Милка сидела на скамье, Моисей бегал по дорожкам с Лялькой на плечах, и они были счастливы. Они, да и остальная разросшаяся семья не размышляли над испытаниями, выпавшим им волей судьбы и страны, коловшим их мир на «до» и «после». Это «после» затем снова раскалывалось, и не раз, осколки множились в отражениях зеркал вестибюля, убегавших в прошлое, а жизнь, настоящая и особенно будущая, виделась прекрасной бесконечностью.

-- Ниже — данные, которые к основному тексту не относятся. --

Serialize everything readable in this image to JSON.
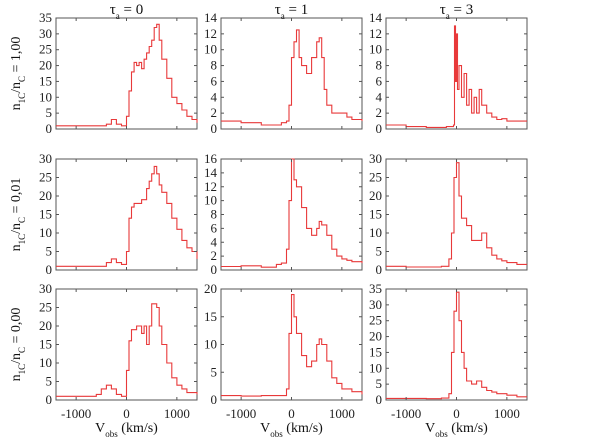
{
  "chart_data": {
    "type": "line",
    "layout": "3x3 grid",
    "column_titles": [
      {
        "symbol": "τ",
        "subscript": "a",
        "value": "= 0"
      },
      {
        "symbol": "τ",
        "subscript": "a",
        "value": "= 1"
      },
      {
        "symbol": "τ",
        "subscript": "a",
        "value": "= 3"
      }
    ],
    "row_labels": [
      {
        "num": "n",
        "num_sub": "1C",
        "den": "n",
        "den_sub": "C",
        "value": "= 1,00"
      },
      {
        "num": "n",
        "num_sub": "1C",
        "den": "n",
        "den_sub": "C",
        "value": "= 0,01"
      },
      {
        "num": "n",
        "num_sub": "1C",
        "den": "n",
        "den_sub": "C",
        "value": "= 0,00"
      }
    ],
    "xlabel": {
      "main": "V",
      "sub": "obs",
      "unit": "(km/s)"
    },
    "xlim": [
      -1400,
      1400
    ],
    "xticks": [
      -1000,
      0,
      1000
    ],
    "xtick_labels": [
      "-1000",
      "0",
      "1000"
    ],
    "line_color": "#e8393a",
    "panels": [
      {
        "row": 0,
        "col": 0,
        "ylim": [
          0,
          35
        ],
        "yticks": [
          0,
          5,
          10,
          15,
          20,
          25,
          30,
          35
        ],
        "series": [
          [
            -1400,
            1
          ],
          [
            -600,
            1
          ],
          [
            -400,
            1.5
          ],
          [
            -300,
            3
          ],
          [
            -200,
            1.5
          ],
          [
            -100,
            1
          ],
          [
            0,
            4
          ],
          [
            50,
            12
          ],
          [
            100,
            18
          ],
          [
            150,
            21
          ],
          [
            200,
            20
          ],
          [
            250,
            21
          ],
          [
            300,
            19
          ],
          [
            350,
            22
          ],
          [
            400,
            24
          ],
          [
            450,
            26
          ],
          [
            500,
            28
          ],
          [
            550,
            32
          ],
          [
            600,
            33
          ],
          [
            650,
            28
          ],
          [
            700,
            22
          ],
          [
            800,
            16
          ],
          [
            900,
            10
          ],
          [
            1000,
            8
          ],
          [
            1100,
            6
          ],
          [
            1200,
            4
          ],
          [
            1300,
            3
          ],
          [
            1400,
            2
          ]
        ]
      },
      {
        "row": 0,
        "col": 1,
        "ylim": [
          0,
          14
        ],
        "yticks": [
          0,
          2,
          4,
          6,
          8,
          10,
          12,
          14
        ],
        "series": [
          [
            -1400,
            1
          ],
          [
            -1000,
            0.8
          ],
          [
            -600,
            0.5
          ],
          [
            -200,
            0.8
          ],
          [
            -100,
            1
          ],
          [
            -50,
            3
          ],
          [
            0,
            9
          ],
          [
            50,
            11
          ],
          [
            100,
            12.5
          ],
          [
            150,
            9
          ],
          [
            200,
            8
          ],
          [
            300,
            7
          ],
          [
            400,
            9
          ],
          [
            500,
            11
          ],
          [
            550,
            11.5
          ],
          [
            600,
            9
          ],
          [
            650,
            5
          ],
          [
            700,
            3
          ],
          [
            800,
            2
          ],
          [
            900,
            2
          ],
          [
            1000,
            2
          ],
          [
            1100,
            1.5
          ],
          [
            1200,
            1.2
          ],
          [
            1400,
            1
          ]
        ]
      },
      {
        "row": 0,
        "col": 2,
        "ylim": [
          0,
          14
        ],
        "yticks": [
          0,
          2,
          4,
          6,
          8,
          10,
          12,
          14
        ],
        "series": [
          [
            -1400,
            0.5
          ],
          [
            -1000,
            0.3
          ],
          [
            -600,
            0.2
          ],
          [
            -200,
            0.3
          ],
          [
            -60,
            0.5
          ],
          [
            -40,
            13
          ],
          [
            -20,
            6
          ],
          [
            0,
            12
          ],
          [
            20,
            5
          ],
          [
            50,
            8
          ],
          [
            100,
            4
          ],
          [
            150,
            7
          ],
          [
            200,
            3
          ],
          [
            250,
            5
          ],
          [
            300,
            2
          ],
          [
            350,
            4
          ],
          [
            400,
            2
          ],
          [
            450,
            5
          ],
          [
            500,
            3
          ],
          [
            600,
            2
          ],
          [
            700,
            1.5
          ],
          [
            800,
            1.2
          ],
          [
            900,
            1.3
          ],
          [
            1000,
            1
          ],
          [
            1200,
            1
          ],
          [
            1400,
            1
          ]
        ]
      },
      {
        "row": 1,
        "col": 0,
        "ylim": [
          0,
          30
        ],
        "yticks": [
          0,
          5,
          10,
          15,
          20,
          25,
          30
        ],
        "series": [
          [
            -1400,
            1
          ],
          [
            -600,
            1
          ],
          [
            -400,
            2
          ],
          [
            -300,
            3
          ],
          [
            -200,
            2
          ],
          [
            -100,
            1.5
          ],
          [
            0,
            5
          ],
          [
            50,
            14
          ],
          [
            100,
            17
          ],
          [
            150,
            18
          ],
          [
            200,
            18
          ],
          [
            300,
            19
          ],
          [
            400,
            22
          ],
          [
            450,
            24
          ],
          [
            500,
            26
          ],
          [
            550,
            28
          ],
          [
            600,
            26
          ],
          [
            650,
            23
          ],
          [
            700,
            21
          ],
          [
            800,
            18
          ],
          [
            900,
            14
          ],
          [
            1000,
            11
          ],
          [
            1100,
            8
          ],
          [
            1200,
            6
          ],
          [
            1300,
            5
          ],
          [
            1400,
            3
          ]
        ]
      },
      {
        "row": 1,
        "col": 1,
        "ylim": [
          0,
          16
        ],
        "yticks": [
          0,
          2,
          4,
          6,
          8,
          10,
          12,
          14,
          16
        ],
        "series": [
          [
            -1400,
            0.5
          ],
          [
            -1000,
            0.6
          ],
          [
            -600,
            0.4
          ],
          [
            -300,
            0.8
          ],
          [
            -200,
            1
          ],
          [
            -100,
            3
          ],
          [
            -50,
            10
          ],
          [
            0,
            16
          ],
          [
            50,
            13
          ],
          [
            100,
            12
          ],
          [
            200,
            9
          ],
          [
            300,
            6
          ],
          [
            400,
            5
          ],
          [
            500,
            6
          ],
          [
            550,
            7
          ],
          [
            600,
            6.5
          ],
          [
            700,
            5
          ],
          [
            800,
            3
          ],
          [
            900,
            2
          ],
          [
            1000,
            1.6
          ],
          [
            1100,
            1.4
          ],
          [
            1200,
            1.2
          ],
          [
            1400,
            1
          ]
        ]
      },
      {
        "row": 1,
        "col": 2,
        "ylim": [
          0,
          30
        ],
        "yticks": [
          0,
          5,
          10,
          15,
          20,
          25,
          30
        ],
        "series": [
          [
            -1400,
            1
          ],
          [
            -1000,
            0.8
          ],
          [
            -600,
            0.8
          ],
          [
            -300,
            1
          ],
          [
            -150,
            3
          ],
          [
            -100,
            10
          ],
          [
            -50,
            25
          ],
          [
            0,
            29
          ],
          [
            50,
            20
          ],
          [
            100,
            14
          ],
          [
            200,
            12
          ],
          [
            300,
            8
          ],
          [
            400,
            8
          ],
          [
            500,
            10
          ],
          [
            600,
            6
          ],
          [
            700,
            4
          ],
          [
            800,
            3
          ],
          [
            900,
            2.5
          ],
          [
            1000,
            2
          ],
          [
            1200,
            1.5
          ],
          [
            1400,
            1.5
          ]
        ]
      },
      {
        "row": 2,
        "col": 0,
        "ylim": [
          0,
          30
        ],
        "yticks": [
          0,
          5,
          10,
          15,
          20,
          25,
          30
        ],
        "series": [
          [
            -1400,
            1
          ],
          [
            -800,
            1
          ],
          [
            -600,
            1.5
          ],
          [
            -500,
            3
          ],
          [
            -400,
            4
          ],
          [
            -300,
            3
          ],
          [
            -200,
            1.5
          ],
          [
            -100,
            1
          ],
          [
            0,
            8
          ],
          [
            50,
            16
          ],
          [
            100,
            19
          ],
          [
            150,
            19
          ],
          [
            200,
            20
          ],
          [
            300,
            18
          ],
          [
            350,
            20
          ],
          [
            400,
            15
          ],
          [
            450,
            20
          ],
          [
            500,
            26
          ],
          [
            550,
            26
          ],
          [
            600,
            25
          ],
          [
            650,
            20
          ],
          [
            700,
            15
          ],
          [
            800,
            10
          ],
          [
            900,
            6
          ],
          [
            1000,
            4
          ],
          [
            1100,
            3
          ],
          [
            1200,
            2
          ],
          [
            1400,
            1.5
          ]
        ]
      },
      {
        "row": 2,
        "col": 1,
        "ylim": [
          0,
          20
        ],
        "yticks": [
          0,
          5,
          10,
          15,
          20
        ],
        "series": [
          [
            -1400,
            0.8
          ],
          [
            -1000,
            0.7
          ],
          [
            -600,
            0.8
          ],
          [
            -300,
            0.8
          ],
          [
            -100,
            2
          ],
          [
            -50,
            12
          ],
          [
            0,
            19
          ],
          [
            50,
            15
          ],
          [
            100,
            12
          ],
          [
            200,
            8
          ],
          [
            300,
            6
          ],
          [
            400,
            7
          ],
          [
            500,
            10
          ],
          [
            550,
            11
          ],
          [
            600,
            10
          ],
          [
            700,
            7
          ],
          [
            800,
            4
          ],
          [
            900,
            3
          ],
          [
            1000,
            2
          ],
          [
            1200,
            1.5
          ],
          [
            1400,
            1
          ]
        ]
      },
      {
        "row": 2,
        "col": 2,
        "ylim": [
          0,
          35
        ],
        "yticks": [
          0,
          5,
          10,
          15,
          20,
          25,
          30,
          35
        ],
        "series": [
          [
            -1400,
            0.5
          ],
          [
            -1000,
            0.5
          ],
          [
            -600,
            0.4
          ],
          [
            -300,
            0.6
          ],
          [
            -150,
            2
          ],
          [
            -100,
            15
          ],
          [
            -50,
            28
          ],
          [
            0,
            34
          ],
          [
            50,
            25
          ],
          [
            100,
            15
          ],
          [
            150,
            10
          ],
          [
            200,
            6
          ],
          [
            300,
            5
          ],
          [
            400,
            6
          ],
          [
            500,
            4
          ],
          [
            600,
            3
          ],
          [
            700,
            2.5
          ],
          [
            800,
            2
          ],
          [
            1000,
            1.5
          ],
          [
            1200,
            1
          ],
          [
            1400,
            1
          ]
        ]
      }
    ]
  }
}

Катя помогала сестре чем могла: стирала, таскала на плиту ведра воды, кипятила постиранное. Милка сопротивлялась, отнимала у Катюши высохшее белье и часами, стоя у гладильной доски, гладила простыни, полотенца, скатерки, сорочки Соломона, Катины блузки чугунным утюгом, наполненным угольками, разогревала утюг на конфорке, когда угольки остывали. Через полтора года уже сама Катя родила дочку. Снова трудные роды, но все обошлось, и Катя радостно включилась в прежний ритм жизни, ни на что не жалуясь. Изредка они с Милкой вспоминали, что и их собственная мать, Катенька-старшая, умерла вскоре после родов, но не стоит думать, что это особая участь женской части семьи Кушенских. Надо радоваться жизни, их квартире, наполнившейся новыми жизнями, новым запахами – детскими, постирочными, кухонными, новыми звуками детского плача.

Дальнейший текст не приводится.